To include the evaluation step in the RL pipeline, `--evaluation` argument can be specified to compare the performance of the `current_trained_model` and the `best_model_so_far`. The winner is used to update `best_model_so_far`. Run the following command to include evaluation step in the pipeline:
 ```
 python minigo.py --base_dir=$HOME/minigo/ --board_size=9 --batch_size=256 --evaluation
 ```

## Testing Pipeline
As the whole RL pipeline may take hours to train even for a 9x9 board size, a `--test` argument is provided to test the pipeline quickly with a dummy neural network model.

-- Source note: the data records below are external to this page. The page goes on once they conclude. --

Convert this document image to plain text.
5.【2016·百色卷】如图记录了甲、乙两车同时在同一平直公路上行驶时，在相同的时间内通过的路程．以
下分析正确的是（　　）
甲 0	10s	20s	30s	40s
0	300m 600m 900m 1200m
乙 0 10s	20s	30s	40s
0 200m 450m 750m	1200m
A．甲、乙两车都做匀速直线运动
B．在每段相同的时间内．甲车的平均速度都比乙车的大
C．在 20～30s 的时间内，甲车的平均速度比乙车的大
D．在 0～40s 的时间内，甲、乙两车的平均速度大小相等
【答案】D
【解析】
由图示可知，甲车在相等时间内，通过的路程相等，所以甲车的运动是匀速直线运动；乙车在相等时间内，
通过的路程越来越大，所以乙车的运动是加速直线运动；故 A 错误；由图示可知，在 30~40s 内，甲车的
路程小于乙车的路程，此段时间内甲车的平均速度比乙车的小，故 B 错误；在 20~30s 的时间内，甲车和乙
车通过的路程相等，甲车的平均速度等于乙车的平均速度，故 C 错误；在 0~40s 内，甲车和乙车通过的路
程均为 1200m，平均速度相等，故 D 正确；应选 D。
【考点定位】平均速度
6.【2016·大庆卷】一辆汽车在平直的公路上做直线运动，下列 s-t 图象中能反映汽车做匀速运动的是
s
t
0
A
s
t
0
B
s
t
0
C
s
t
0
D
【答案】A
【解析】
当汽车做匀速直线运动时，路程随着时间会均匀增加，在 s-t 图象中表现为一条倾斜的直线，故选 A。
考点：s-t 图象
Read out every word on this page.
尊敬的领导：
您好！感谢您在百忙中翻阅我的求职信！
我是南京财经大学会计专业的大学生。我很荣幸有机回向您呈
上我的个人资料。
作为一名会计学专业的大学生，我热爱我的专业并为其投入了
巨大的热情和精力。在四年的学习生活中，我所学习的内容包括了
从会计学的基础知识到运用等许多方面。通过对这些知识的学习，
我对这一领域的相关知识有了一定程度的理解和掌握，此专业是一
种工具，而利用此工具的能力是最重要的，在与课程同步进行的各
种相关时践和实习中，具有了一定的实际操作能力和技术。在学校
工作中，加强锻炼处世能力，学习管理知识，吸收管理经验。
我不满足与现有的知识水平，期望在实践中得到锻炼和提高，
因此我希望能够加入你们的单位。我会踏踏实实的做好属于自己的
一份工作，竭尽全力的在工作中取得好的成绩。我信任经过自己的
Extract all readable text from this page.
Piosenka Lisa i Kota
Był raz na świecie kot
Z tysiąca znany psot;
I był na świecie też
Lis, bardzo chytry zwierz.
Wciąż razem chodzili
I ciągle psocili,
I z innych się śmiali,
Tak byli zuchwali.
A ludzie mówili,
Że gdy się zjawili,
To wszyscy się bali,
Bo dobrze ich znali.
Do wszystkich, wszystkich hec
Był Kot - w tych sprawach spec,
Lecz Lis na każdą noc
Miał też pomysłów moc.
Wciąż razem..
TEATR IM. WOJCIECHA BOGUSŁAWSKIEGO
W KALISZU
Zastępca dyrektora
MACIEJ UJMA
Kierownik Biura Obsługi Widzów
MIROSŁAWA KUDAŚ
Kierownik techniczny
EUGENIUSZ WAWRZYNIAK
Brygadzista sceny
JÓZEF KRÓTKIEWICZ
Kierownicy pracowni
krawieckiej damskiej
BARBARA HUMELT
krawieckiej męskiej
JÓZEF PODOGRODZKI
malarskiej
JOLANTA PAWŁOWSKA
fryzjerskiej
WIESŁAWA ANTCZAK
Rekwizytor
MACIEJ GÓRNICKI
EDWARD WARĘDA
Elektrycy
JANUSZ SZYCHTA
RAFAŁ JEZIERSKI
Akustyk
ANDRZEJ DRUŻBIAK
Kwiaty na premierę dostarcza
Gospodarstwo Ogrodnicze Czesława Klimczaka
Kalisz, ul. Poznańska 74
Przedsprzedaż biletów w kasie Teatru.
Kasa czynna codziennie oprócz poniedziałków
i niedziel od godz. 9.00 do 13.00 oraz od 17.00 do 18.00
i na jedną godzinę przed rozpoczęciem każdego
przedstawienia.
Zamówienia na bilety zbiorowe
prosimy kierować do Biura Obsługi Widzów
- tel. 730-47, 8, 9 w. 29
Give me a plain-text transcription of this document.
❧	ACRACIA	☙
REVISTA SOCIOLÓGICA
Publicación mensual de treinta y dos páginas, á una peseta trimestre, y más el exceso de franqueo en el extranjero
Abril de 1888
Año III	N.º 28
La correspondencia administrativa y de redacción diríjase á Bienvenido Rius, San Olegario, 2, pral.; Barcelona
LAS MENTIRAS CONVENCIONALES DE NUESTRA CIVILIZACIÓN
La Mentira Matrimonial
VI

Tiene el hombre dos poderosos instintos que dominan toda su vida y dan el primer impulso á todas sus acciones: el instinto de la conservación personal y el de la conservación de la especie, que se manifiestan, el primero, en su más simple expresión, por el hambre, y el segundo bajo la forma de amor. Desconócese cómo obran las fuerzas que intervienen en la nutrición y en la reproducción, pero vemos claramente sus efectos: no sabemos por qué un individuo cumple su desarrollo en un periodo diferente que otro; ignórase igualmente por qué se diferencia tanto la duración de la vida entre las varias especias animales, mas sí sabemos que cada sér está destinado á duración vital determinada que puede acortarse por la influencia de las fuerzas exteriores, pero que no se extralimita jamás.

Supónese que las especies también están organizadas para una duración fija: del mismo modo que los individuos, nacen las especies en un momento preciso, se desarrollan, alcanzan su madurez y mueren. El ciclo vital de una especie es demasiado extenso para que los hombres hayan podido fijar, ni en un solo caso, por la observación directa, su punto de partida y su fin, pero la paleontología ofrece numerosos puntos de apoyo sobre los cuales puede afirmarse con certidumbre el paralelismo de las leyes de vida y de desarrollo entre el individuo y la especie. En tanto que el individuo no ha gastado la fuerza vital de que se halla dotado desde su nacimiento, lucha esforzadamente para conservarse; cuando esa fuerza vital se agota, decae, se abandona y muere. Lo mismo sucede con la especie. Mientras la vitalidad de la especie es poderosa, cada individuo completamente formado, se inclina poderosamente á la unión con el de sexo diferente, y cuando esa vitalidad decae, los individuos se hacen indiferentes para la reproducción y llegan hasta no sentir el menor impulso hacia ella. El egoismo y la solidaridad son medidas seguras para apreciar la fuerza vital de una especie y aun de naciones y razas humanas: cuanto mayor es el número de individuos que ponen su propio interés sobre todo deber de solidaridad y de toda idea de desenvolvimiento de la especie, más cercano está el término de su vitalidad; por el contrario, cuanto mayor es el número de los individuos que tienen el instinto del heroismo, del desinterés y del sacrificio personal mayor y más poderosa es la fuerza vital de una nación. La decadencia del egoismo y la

To test the RL pipeline with a dummy model, issue the following command:
```
 python minigo.py --base_dir=$HOME/minigo/ --board_size=9 --batch_size=256 --test
```

## Running Self-play Only
Self-play only option is provided to run selfplay step individually to generate training data in parallel. Issue the following command to run selfplay only with the latest trained model:
```
 python minigo.py --selfplay
```
Other optional arguments:
   * `--selfplay_model_name`: The name of the model used for selfplay only. If not specified, the latest trained model will be used for selfplay.
   * `--selfplay_max_games`: The maximum number of games selfplay is required to generate. If not specified, the default parameter `max_games_per_generation` is used.